Suppose $0<x<\pi/2$. Let $p$ be the point on the unit circle in the first quadrant such that the arc along the circle (in the first quadrant) from $(1,0)$ to $p$ has length $x$. Then $p=\gamma(x)$.

Turning things around a bit, that's the same as this:

Suppose $0<x<\pi/2$ and let $p=\gamma(x)$. Then the arc on the unit circle (in the first quadrant) from $(1,0)$ to $p$ has length $x$.

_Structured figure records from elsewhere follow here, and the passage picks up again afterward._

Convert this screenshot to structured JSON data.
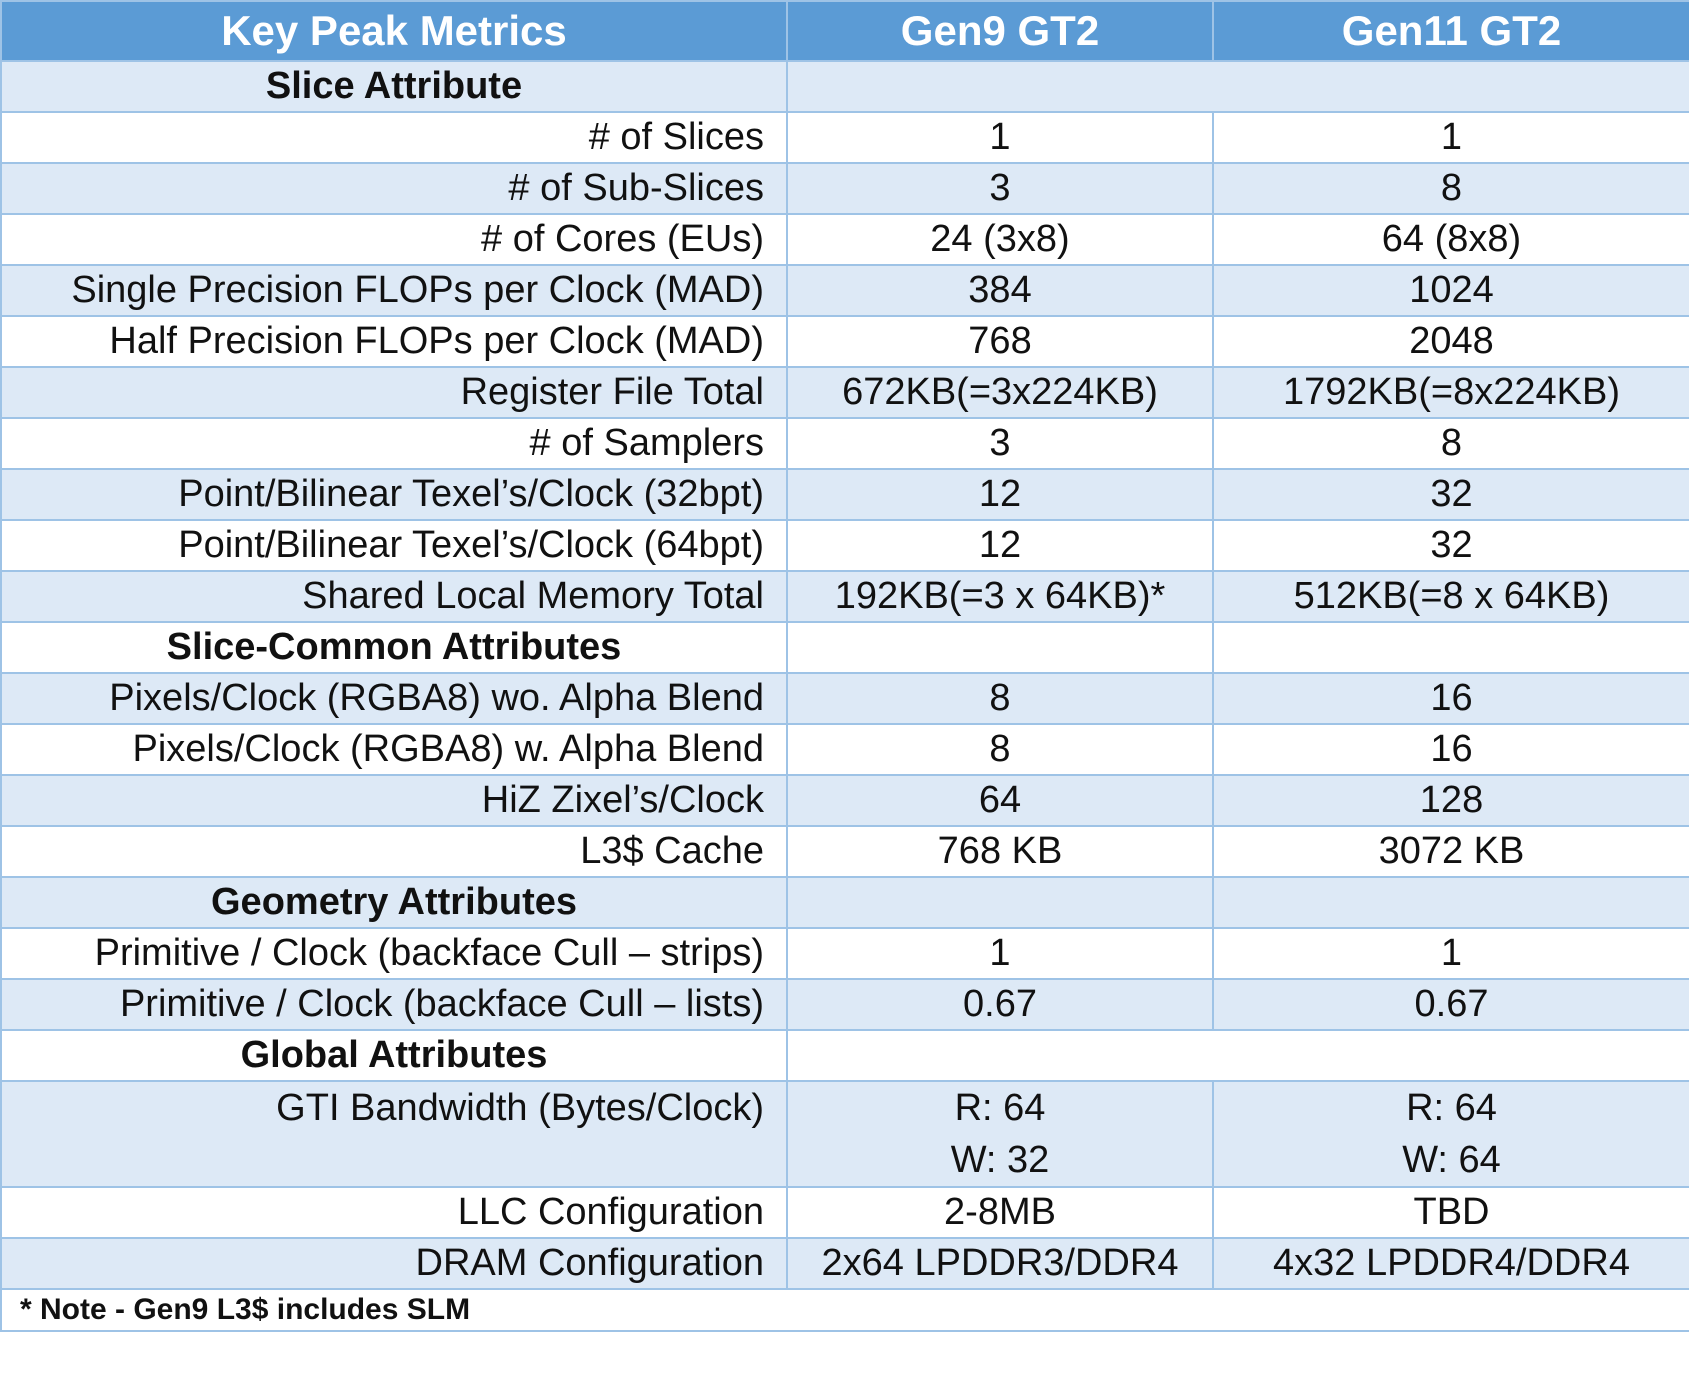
{
  "header": {
    "col1": "Key Peak Metrics",
    "col2": "Gen9 GT2",
    "col3": "Gen11 GT2"
  },
  "rows": [
    {
      "type": "section",
      "label": "Slice Attribute",
      "merged": true,
      "shade": true
    },
    {
      "type": "data",
      "label": "# of Slices",
      "gen9": "1",
      "gen11": "1",
      "shade": false
    },
    {
      "type": "data",
      "label": "# of Sub-Slices",
      "gen9": "3",
      "gen11": "8",
      "shade": true
    },
    {
      "type": "data",
      "label": "# of Cores (EUs)",
      "gen9": "24 (3x8)",
      "gen11": "64 (8x8)",
      "shade": false
    },
    {
      "type": "data",
      "label": "Single Precision FLOPs per Clock (MAD)",
      "gen9": "384",
      "gen11": "1024",
      "shade": true
    },
    {
      "type": "data",
      "label": "Half Precision FLOPs per Clock (MAD)",
      "gen9": "768",
      "gen11": "2048",
      "shade": false
    },
    {
      "type": "data",
      "label": "Register File Total",
      "gen9": "672KB(=3x224KB)",
      "gen11": "1792KB(=8x224KB)",
      "shade": true
    },
    {
      "type": "data",
      "label": "# of Samplers",
      "gen9": "3",
      "gen11": "8",
      "shade": false
    },
    {
      "type": "data",
      "label": "Point/Bilinear Texel’s/Clock (32bpt)",
      "gen9": "12",
      "gen11": "32",
      "shade": true
    },
    {
      "type": "data",
      "label": "Point/Bilinear Texel’s/Clock (64bpt)",
      "gen9": "12",
      "gen11": "32",
      "shade": false
    },
    {
      "type": "data",
      "label": "Shared Local Memory Total",
      "gen9": "192KB(=3 x 64KB)*",
      "gen11": "512KB(=8 x 64KB)",
      "shade": true
    },
    {
      "type": "section",
      "label": "Slice-Common Attributes",
      "merged": false,
      "shade": false
    },
    {
      "type": "data",
      "label": "Pixels/Clock (RGBA8) wo. Alpha Blend",
      "gen9": "8",
      "gen11": "16",
      "shade": true
    },
    {
      "type": "data",
      "label": "Pixels/Clock (RGBA8) w. Alpha Blend",
      "gen9": "8",
      "gen11": "16",
      "shade": false
    },
    {
      "type": "data",
      "label": "HiZ Zixel’s/Clock",
      "gen9": "64",
      "gen11": "128",
      "shade": true
    },
    {
      "type": "data",
      "label": "L3$ Cache",
      "gen9": "768 KB",
      "gen11": "3072 KB",
      "shade": false
    },
    {
      "type": "section",
      "label": "Geometry Attributes",
      "merged": false,
      "shade": true
    },
    {
      "type": "data",
      "label": "Primitive / Clock (backface Cull – strips)",
      "gen9": "1",
      "gen11": "1",
      "shade": false
    },
    {
      "type": "data",
      "label": "Primitive / Clock (backface Cull – lists)",
      "gen9": "0.67",
      "gen11": "0.67",
      "shade": true
    },
    {
      "type": "section",
      "label": "Global Attributes",
      "merged": true,
      "shade": false
    },
    {
      "type": "tall",
      "label": "GTI Bandwidth (Bytes/Clock)",
      "gen9": [
        "R: 64",
        "W: 32"
      ],
      "gen11": [
        "R: 64",
        "W: 64"
      ],
      "shade": true
    },
    {
      "type": "data",
      "label": "LLC Configuration",
      "gen9": "2-8MB",
      "gen11": "TBD",
      "shade": false
    },
    {
      "type": "data",
      "label": "DRAM Configuration",
      "gen9": "2x64 LPDDR3/DDR4",
      "gen11": "4x32 LPDDR4/DDR4",
      "shade": true
    }
  ],
  "note": "* Note - Gen9 L3$ includes SLM",
  "colors": {
    "header_bg": "#5b9bd5",
    "shade_bg": "#dde9f6",
    "border": "#9ec3e6"
  }
}
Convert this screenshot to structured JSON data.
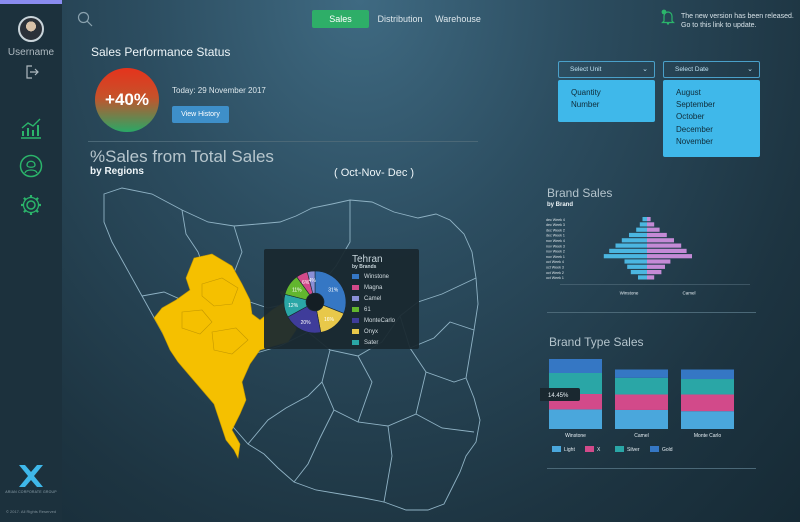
{
  "user": {
    "name": "Username"
  },
  "nav": {
    "tabs": [
      "Sales",
      "Distribution",
      "Warehouse"
    ],
    "active": 0
  },
  "notification": {
    "line1": "The new version has been released.",
    "line2": "Go to this link to update."
  },
  "status": {
    "title": "Sales Performance Status",
    "kpi": "+40%",
    "today": "Today: 29 November 2017",
    "button": "View History"
  },
  "map_section": {
    "title": "%Sales from Total Sales",
    "subtitle": "by Regions",
    "period": "( Oct-Nov- Dec )",
    "tooltip": {
      "title": "Tehran",
      "subtitle": "by Brands",
      "legend": [
        {
          "label": "Winstone",
          "color": "#3577c4"
        },
        {
          "label": "Magna",
          "color": "#d24a8a"
        },
        {
          "label": "Camel",
          "color": "#8a8fd6"
        },
        {
          "label": "61",
          "color": "#62b62e"
        },
        {
          "label": "MonteCarlo",
          "color": "#3f3c9a"
        },
        {
          "label": "Onyx",
          "color": "#e8c84a"
        },
        {
          "label": "Sater",
          "color": "#2aa6a6"
        }
      ],
      "slices": [
        {
          "label": "31%",
          "value": 31,
          "color": "#3577c4"
        },
        {
          "label": "16%",
          "value": 16,
          "color": "#e8c84a"
        },
        {
          "label": "20%",
          "value": 20,
          "color": "#3f3c9a"
        },
        {
          "label": "12%",
          "value": 12,
          "color": "#2aa6a6"
        },
        {
          "label": "11%",
          "value": 11,
          "color": "#62b62e"
        },
        {
          "label": "6%",
          "value": 6,
          "color": "#d24a8a"
        },
        {
          "label": "4%",
          "value": 4,
          "color": "#8a8fd6"
        }
      ]
    }
  },
  "filters": {
    "unit": {
      "label": "Select Unit",
      "options": [
        "Quantity",
        "Number"
      ]
    },
    "date": {
      "label": "Select Date",
      "options": [
        "August",
        "September",
        "October",
        "December",
        "November"
      ]
    }
  },
  "brand_sales": {
    "title": "Brand Sales",
    "subtitle": "by Brand",
    "chart_data": {
      "type": "bar",
      "categories": [
        "dec Week 4",
        "dec Week 3",
        "dec Week 2",
        "dec Week 1",
        "nov Week 4",
        "nov Week 3",
        "nov Week 2",
        "nov Week 1",
        "oct Week 4",
        "oct Week 3",
        "oct Week 2",
        "oct Week 1"
      ],
      "series": [
        {
          "name": "Winstone",
          "values": [
            -5,
            -8,
            -12,
            -20,
            -28,
            -35,
            -42,
            -48,
            -25,
            -22,
            -18,
            -10
          ],
          "color": "#4bb6e0"
        },
        {
          "name": "Camel",
          "values": [
            4,
            8,
            14,
            22,
            30,
            38,
            44,
            50,
            26,
            20,
            16,
            8
          ],
          "color": "#c48ad6"
        }
      ]
    }
  },
  "brand_type": {
    "title": "Brand Type Sales",
    "tooltip": "14.45%",
    "chart_data": {
      "type": "bar",
      "categories": [
        "Winstone",
        "Camel",
        "Monte Carlo"
      ],
      "series": [
        {
          "name": "Light",
          "values": [
            28,
            32,
            30
          ],
          "color": "#4aa7dc"
        },
        {
          "name": "X",
          "values": [
            22,
            26,
            28
          ],
          "color": "#d24a8a"
        },
        {
          "name": "Silver",
          "values": [
            30,
            28,
            26
          ],
          "color": "#2aa6a6"
        },
        {
          "name": "Gold",
          "values": [
            20,
            14,
            16
          ],
          "color": "#3577c4"
        }
      ]
    }
  },
  "footer": {
    "copyright": "© 2017. All Rights Reserved",
    "brand": "ARIAN CORPORATE GROUP"
  }
}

And that's just calculus: $\sin^2+\cos^2=1$ shows that $|\gamma'(t)|=1$, so the arc length in question is $$\int_0^x|\gamma'(t)|\,dt=x.$$

A different argument - more complicated and actually less elementary: Say $S$ and $C$ are the functions defined by the "geometric" definitions of $\sin$ and $\cos$. In any calculus book you find a proof that $S'=C$ and $C'=-S$, in varying degrees of rigor. Hence $S$ and $\sin$ are both solutions to the IVP $$y''+y=0,\quad y(0)=0,y'(0)=1.$$So uniqueness for IVPs shows that $S=\sin$.

Heh: The second argument is definitely harder, since it requires a "geometric" proof that $S'=C$ and $C'=-S$. But you don't actually need any theorems about differential equations; uniqueness for the IVP in question is easy by a cute trick.

By linearity you need this:

If $y''+y=0$ and $y(0)=y'(0)=0$ then $y(t)=0$.

Proof. (WLOG $y$ is real-valued.) Define $$f(t)=y(t)^2+(y'(t))^2.$$Since $y''+y=0$it follows that $f'=0$, so $f(t)=f(0)=0$. Since $y$ is real-valued, $y^2+(y')^2=0$ implies $y=0$.